Know your negatives
Editorial

Know your negatives

As marketers, we’re trained to focus on benefits from a tender age.

After more than 25 years in the industry, I still find myself translating features into advantages for customers most days. It’s almost a reflex, isn’t it? But there’s a new challenge afoot. One our profession needs to rise to, and urgently.

Who’s criticising you?

Customers are seeing through the benefits of brands and calling out the hazards. From palm oil to packaging, obesity to slavery, the public is holding brands to account for the harm they do.

They’re not just moaning about it to a few friends over a pint. They’re sharing their frustration with the harm your brand does online. Humans have never before had the ability to publish, in seconds, to thousands of people, for free, like they do today. Among the LOLcats, emojis and satirical gifs lurk thousands of posts about the harm products and services do to nature and society. Some of those posts are about your brand. If you’re analysing sentiment in social mentions, you’re probably picking it up.

The sleeping giant of ethical demand

Right now, there’s still disconnect between the concerns most people have about business responsibility and their willingness to keep buying from those same businesses. Internationally, Nielsen found 66% of respondents last year not only wanted to buy from companies with a positive social and environmental impact, but also that they would pay more to do so. The percentage willing to pay more has risen from 55% in 2014 and 50% in 2013, however generally most people keep buying conventional brands. Research and observation suggest there is a complex mix limiting the speed of change in consumer behaviour – a cocktail of apathy, benefit of the doubt, low specific knowledge and difficult access to alternatives. Mass demand for ethical products and services is definitely there but often latent; a sleeping giant. 

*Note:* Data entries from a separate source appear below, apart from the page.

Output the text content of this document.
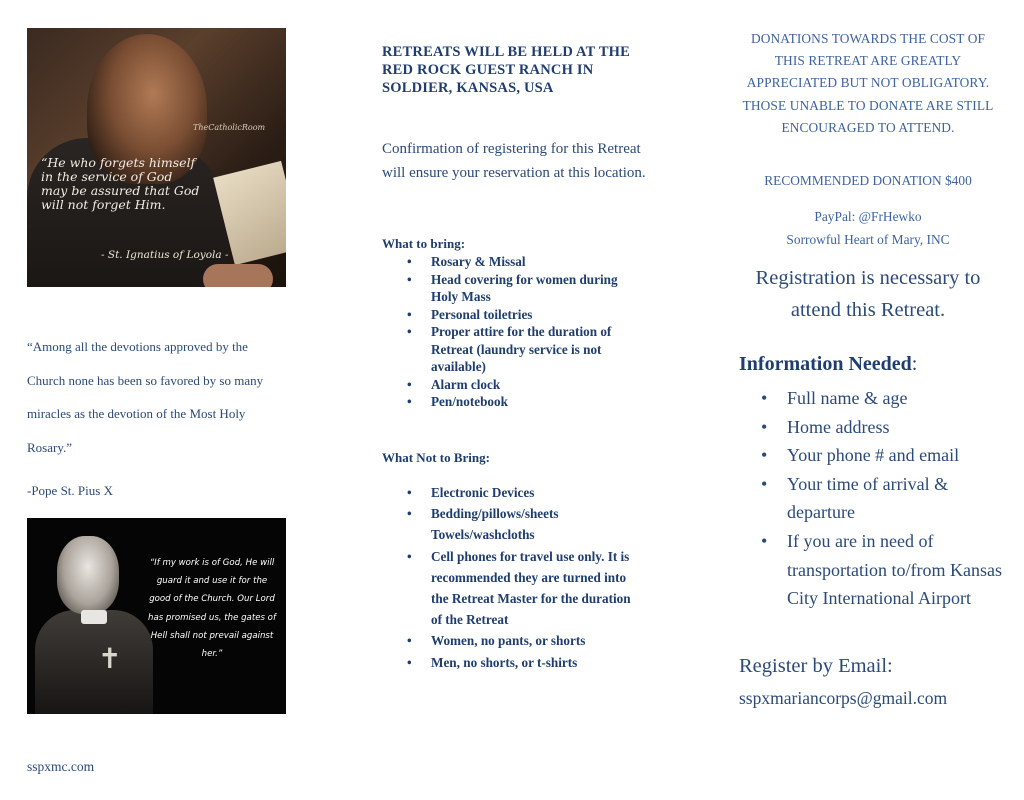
TheCatholicRoom
“He who forgets himself in the service of God may be assured that God will not forget Him.
- St. Ignatius of Loyola -
“Among all the devotions approved by the Church none has been so favored by so many miracles as the devotion of the Most Holy Rosary.”
-Pope St. Pius X
✝
“If my work is of God, He will guard it and use it for the good of the Church. Our Lord has promised us, the gates of Hell shall not prevail against her.”
sspxmc.com
RETREATS WILL BE HELD AT THE RED ROCK GUEST RANCH IN SOLDIER, KANSAS, USA
Confirmation of registering for this Retreat will ensure your reservation at this location.
What to bring:
• Rosary & Missal
• Head covering for women during Holy Mass
• Personal toiletries
• Proper attire for the duration of Retreat (laundry service is not available)
• Alarm clock
• Pen/notebook
What Not to Bring:
• Electronic Devices
• Bedding/pillows/sheets Towels/washcloths
• Cell phones for travel use only. It is recommended they are turned into the Retreat Master for the duration of the Retreat
• Women, no pants, or shorts
• Men, no shorts, or t-shirts
DONATIONS TOWARDS THE COST OF THIS RETREAT ARE GREATLY APPRECIATED BUT NOT OBLIGATORY. THOSE UNABLE TO DONATE ARE STILL ENCOURAGED TO ATTEND.
RECOMMENDED DONATION $400
PayPal: @FrHewko
Sorrowful Heart of Mary, INC
Registration is necessary to attend this Retreat.
Information Needed:
• Full name & age
• Home address
• Your phone # and email
• Your time of arrival & departure
• If you are in need of transportation to/from Kansas City International Airport
Register by Email:
sspxmariancorps@gmail.com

On occasion, a dramatic shift in consumers’ buying patterns happens because of their sudden awareness of the harm – as Chevron, Burberry and now Volkswagen have discovered. However, new brands can overcome some of the pricing, distribution, image or other difficulties shoppers had choosing a more responsible alternative. A number of the rock star sustainable brands, such as Innocent drinks in the UK (now 90% owned by Coca-Cola) and Method laundry products in the US, overcame multiple barriers at the same time. By producing attractive ‘eco’ brands at standard prices available in mainstream shops, they made themselves easy, attractive and affordable to buy. In doing so, they present a compelling alternative to the status quo, inspiring people to change their buying in large numbers. This takes share from the incumbent market leaders, translating the harm they continue to create into lost sales.

What’s the harm?

As a speaker on marketing and sustainability, I once asked participants at an advertising conference to discuss in small groups their brands’ negative impacts. I don’t think I’ve ever heard such a big room go so rapidly from nervous silence to noisy debate. In some groups it was an uncomfortable process. In one I heard later, a senior chap refused to let his group discuss their brand’s harm at all. But for most participants it was an exciting, refreshing and even cathartic experience. It provoked new thinking and creative energy. It brought the marketers a little closer to their customers and, I suspect, made us all feel that little bit more human. 

It’s a discussion we don’t have nearly often enough.  And we’re out of time for just talking.

What’s the hurry?

December’s climate change deal in Paris has set a new urgency for countries and companies to act. It’s also given consumers worldwide a sharper expectation of action. As an industry, we’ve run out of time to look the other way. Marketers need to nail the negatives of their brands, and fast, or else our customers will start buying from brands that do less harm or even cut back buying all together.  

Kath Dewar (FCIM) is the MD of GoodSense Learning, where she is also a course director.